Around 1960, our novak group graduated into “yunatsvo” (scouts). We called ourselves “Vovky” (Wolves). We met under the guidance of a counselor (“druh”), but he soon left for college and we were set adrift. Plast guidelines said we were to meet every week, so we did at the “domivka,” a century-house and a great improvement over the storefront a block away. We’d open our meeting with ritual words, do our signature wolf howl and then go across the street to Lincoln Park to play football. In season, we played basketball at the Lincoln Bath House a block away against similarly organized groups: Poles, Irish, Appala-chians, Hispanics, African Americans, whose families had largely come to Cleveland for industrial jobs. You kept the court as long as you were winning. 

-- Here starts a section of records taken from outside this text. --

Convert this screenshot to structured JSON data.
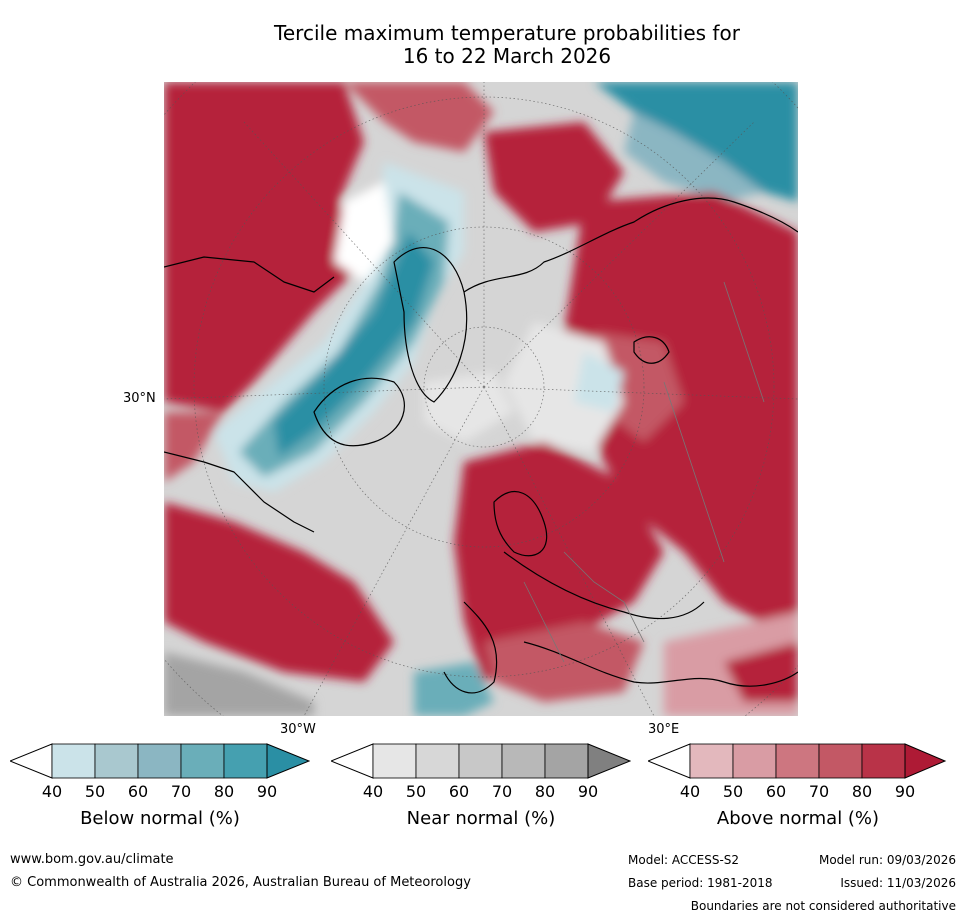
{
  "title": {
    "line1": "Tercile maximum temperature probabilities for",
    "line2": "16 to 22 March 2026"
  },
  "map": {
    "projection": "north-polar-stereographic",
    "lat_labels": [
      "30°N"
    ],
    "lon_labels": [
      "30°W",
      "30°E"
    ]
  },
  "colorbars": [
    {
      "title": "Below normal (%)",
      "ticks": [
        "40",
        "50",
        "60",
        "70",
        "80",
        "90"
      ],
      "colors": [
        "#ffffff",
        "#cbe3e9",
        "#a9c8cf",
        "#8bb6c2",
        "#6aaeb9",
        "#45a0b0",
        "#2a8fa4"
      ]
    },
    {
      "title": "Near normal (%)",
      "ticks": [
        "40",
        "50",
        "60",
        "70",
        "80",
        "90"
      ],
      "colors": [
        "#ffffff",
        "#e6e6e6",
        "#d7d7d7",
        "#c8c8c8",
        "#b8b8b8",
        "#a4a4a4",
        "#808080"
      ]
    },
    {
      "title": "Above normal (%)",
      "ticks": [
        "40",
        "50",
        "60",
        "70",
        "80",
        "90"
      ],
      "colors": [
        "#ffffff",
        "#e3b8bd",
        "#d99ca4",
        "#cd7680",
        "#c35865",
        "#b93348",
        "#ae1a35"
      ]
    }
  ],
  "footer": {
    "website": "www.bom.gov.au/climate",
    "copyright": "© Commonwealth of Australia 2026, Australian Bureau of Meteorology",
    "model": "Model: ACCESS-S2",
    "model_run": "Model run: 09/03/2026",
    "base_period": "Base period: 1981-2018",
    "issued": "Issued: 11/03/2026",
    "disclaimer": "Boundaries are not considered authoritative"
  }
}
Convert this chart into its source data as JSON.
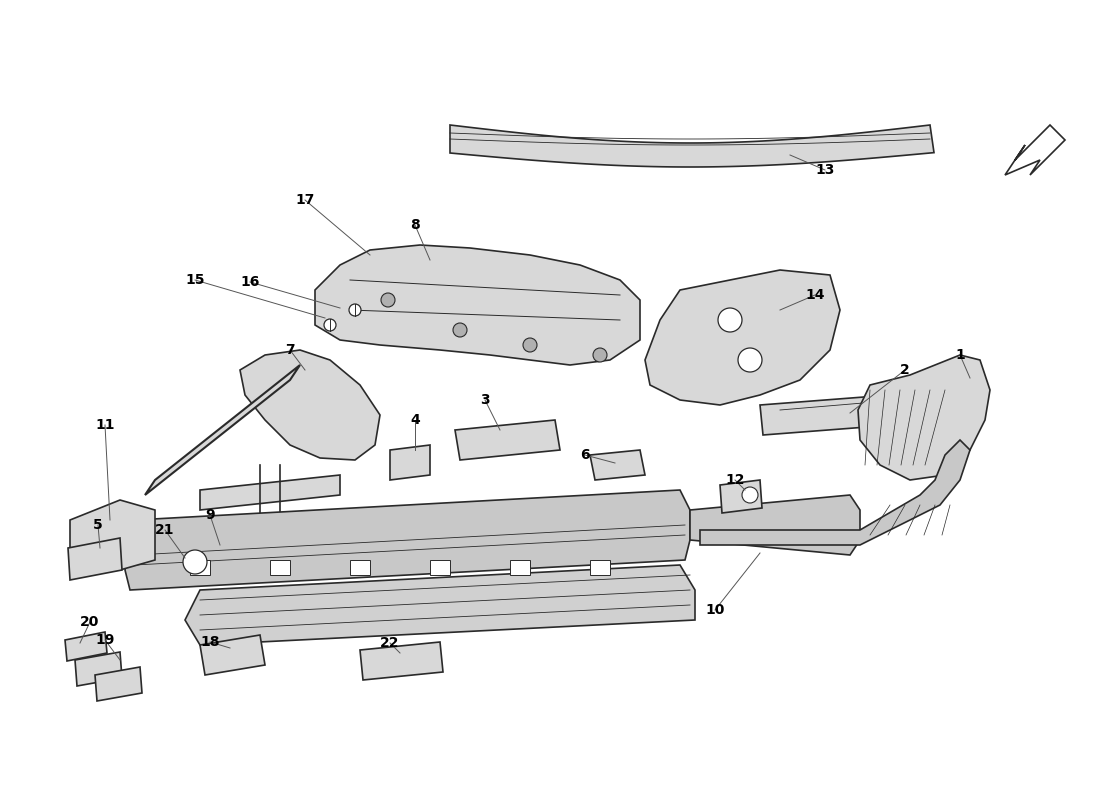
{
  "background_color": "#ffffff",
  "line_color": "#2a2a2a",
  "label_color": "#000000",
  "figsize": [
    11.0,
    8.0
  ],
  "dpi": 100,
  "label_data": [
    [
      "1",
      960,
      355,
      970,
      378
    ],
    [
      "2",
      905,
      370,
      850,
      413
    ],
    [
      "3",
      485,
      400,
      500,
      430
    ],
    [
      "4",
      415,
      420,
      415,
      450
    ],
    [
      "5",
      98,
      525,
      100,
      548
    ],
    [
      "6",
      585,
      455,
      615,
      463
    ],
    [
      "7",
      290,
      350,
      305,
      370
    ],
    [
      "8",
      415,
      225,
      430,
      260
    ],
    [
      "9",
      210,
      515,
      220,
      545
    ],
    [
      "10",
      715,
      610,
      760,
      553
    ],
    [
      "11",
      105,
      425,
      110,
      520
    ],
    [
      "12",
      735,
      480,
      745,
      490
    ],
    [
      "13",
      825,
      170,
      790,
      155
    ],
    [
      "14",
      815,
      295,
      780,
      310
    ],
    [
      "15",
      195,
      280,
      325,
      318
    ],
    [
      "16",
      250,
      282,
      340,
      308
    ],
    [
      "17",
      305,
      200,
      370,
      255
    ],
    [
      "18",
      210,
      642,
      230,
      648
    ],
    [
      "19",
      105,
      640,
      120,
      660
    ],
    [
      "20",
      90,
      622,
      80,
      643
    ],
    [
      "21",
      165,
      530,
      185,
      558
    ],
    [
      "22",
      390,
      643,
      400,
      653
    ]
  ],
  "fc_part": "#d8d8d8",
  "fc_dark": "#b0b0b0",
  "fc_rail": "#c8c8c8",
  "fc_floor": "#d0d0d0"
}
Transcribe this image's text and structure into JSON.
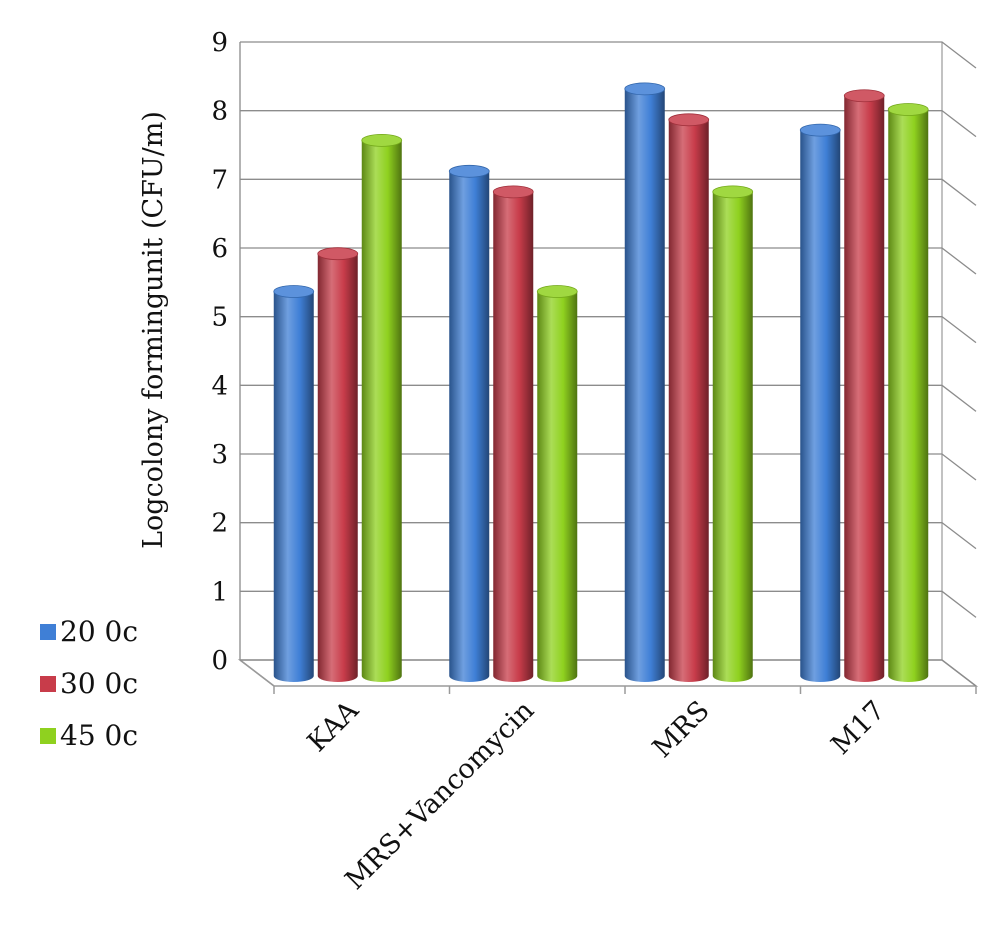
{
  "chart_data": {
    "type": "bar",
    "style": "3d-cylinder",
    "title": "",
    "xlabel": "",
    "ylabel": "Logcolony formingunit (CFU/m)",
    "ylim": [
      0,
      9
    ],
    "yticks": [
      "0",
      "1",
      "2",
      "3",
      "4",
      "5",
      "6",
      "7",
      "8",
      "9"
    ],
    "grid": true,
    "legend_position": "left",
    "categories": [
      "KAA",
      "MRS+Vancomycin",
      "MRS",
      "M17"
    ],
    "series": [
      {
        "name": "20 0c",
        "color": "#3f7fd6",
        "values": [
          5.6,
          7.35,
          8.55,
          7.95
        ]
      },
      {
        "name": "30 0c",
        "color": "#c83c4a",
        "values": [
          6.15,
          7.05,
          8.1,
          8.45
        ]
      },
      {
        "name": "45 0c",
        "color": "#8fd11f",
        "values": [
          7.8,
          5.6,
          7.05,
          8.25
        ]
      }
    ]
  }
}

One of the Plast stipulations was a monthly “prohulka” (field trip). So we complied, going to Indians baseball games, the Cleveland Browns, riding our bikes to wooded areas far south of Cleveland and, for two years running, gathering at 7 a.m. at the “domivka” to hike 35 miles to “Sviato Vesny” (a camporee celebrating spring) in adjoining rural counties. Arriving mid-afternoon, we’d put up our tents and then take out a football to play yet another game of touch. Ah, youth! 

We Vovky shared countless experiences amid a friendship we never pondered – it just was. College, the Vietnam war, careers – those were far from our minds until, with the passage of time, they couldn’t be avoided and we moved on. And yet, over the decades we kept in touch, sporadic to be sure, some ties closer than others, but memory biding us still.

Late-December 2018, I got word that Dr. Andriy Hruszkewicz, a lead cancer researcher at the National Institutes of Health and a Ukrainian human rights activist, had suddenly passed away. For years, he and I shared a tent at summer camps, then in the early 1970s traveled together in North America and Europe. I had the sad honor of speaking at Andriy’s funeral; a day after, word came that our fellow Vovk Adrian Huk had also died. 

“Adi” was the most cerebral of our group. A brilliant mind with graduate degrees in psychology, he taught at Ontario and Missouri universities before he was stricken with multiple sclerosis and spent much of his life in nursing homes. 

And then there’s Petro Basalyk, an investment specialist for a national energy company based in Cleveland. He died in early January. Petro and I had had lunch just weeks before, planning how to grow an endowment at the Ukrainian Museum-Archives (UMA) located in the same building where we would meet for our Vovky meetings decades ago. We’ll do our endowment, but sadly without Petro. 

I’m moved how the friendships forged in the wake of post-war immigration endured for 60-plus years and profoundly saddened how the ties that bind are fraying. “Time flies,” Virgil wrote. Indeed, it does. With a nod to poet A.E. Houseman, rest in peace my golden friends, my brother Vovky. I’m grateful to have known you. 

A couple of years ago, sitting on the porch at the UMA, I watched a group of Korean American boys from St. Andrew Kim a block away playing football in Lincoln Park. And wouldn’t you know it, the same two trees we Vovky once used, also served them as goal lines; only the two- to three-inch saplings from the ‘60s were now two-three feet wide. Life goes on.